E’ stato dedicato a Carlo Vezzoni, il compianto giornalista di viaggi, scomparso l’11 giugno scorso, fondatore e direttore della seguitissima rivista On the Road, il premio “Tour Operator dell’Anno” che ha esordito quest’anno con la sua prima edizione alla Bit di Milano. Il premio, ideato dalla rivista Spiagge diretta dalla giornalista salentina Carmen Mancarella, ha visto premiati i tour operator che si sono distinti per il loro impegno e la loro professionalità nel valorizzare e incrementare l’incoming verso il Salento. La premiazione, svoltasi a margine della conferenza stampa “Salento Amore Mio” organizzata da Spiagge alla Bit, ha visto ricevere il premio Sergio Faralli di Primo Piano Viaggi, specializzato in incoming di gruppi francesi, Susanna Wriston di Italia Dolce Vita, specializzata in gruppi americani e Massimiliano Mostardi, specializzato in individuale e famiglie provenienti soprattutto dall’Inghilterra, che amano soggiornare in dimore storiche e ville di charme.
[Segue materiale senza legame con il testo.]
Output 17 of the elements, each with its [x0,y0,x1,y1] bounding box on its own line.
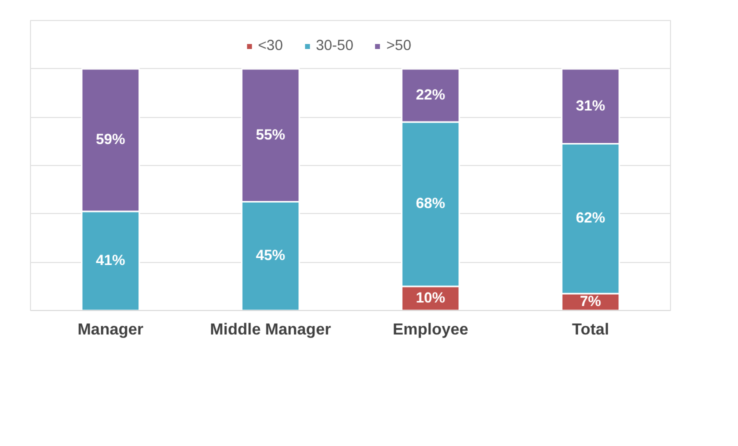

A loro è stato conferito come premio, oltre che la classica targhetta, un oggetto d’arte in pietra leccese, il Pumo, simbolo di fertilità e fortuna, realizzato dalla bottega d’arte Le Meraviglie della Pietra con show room a Lecce. I tour operator hanno ricevuto in dono anche l’opportunità di trascorrere un soggiorno in strutture del Salento da parte di CDSHotels, Palazzo Rodio e Villa Torricella.
“Sono molto grata al bravo e compianto collega Carlo Vezzoni”, ricorda la direttrice Carmen Mancarella “Con lui, innamorato della Puglia e accanito viaggiatore, è partita la rinascita e la scoperta del Salento da parte dei giornalisti specializzati in viaggi e turismo, che abbiamo iniziato ad ospitare, sin dal lontano 2007, nel corso di numerosi educational, ai quali il direttore Carlo non mancava mai. E se non poteva partecipare di persona, aveva sempre cura di inviare i colleghi perché potessero raccontare con la loro penna una terra alla quale lui era molto legato”. Erano presenti in sala, visibilmente emozionate, la moglie, Imelda Behan, e la figlia, Anna del direttore Carlo Vezzoni.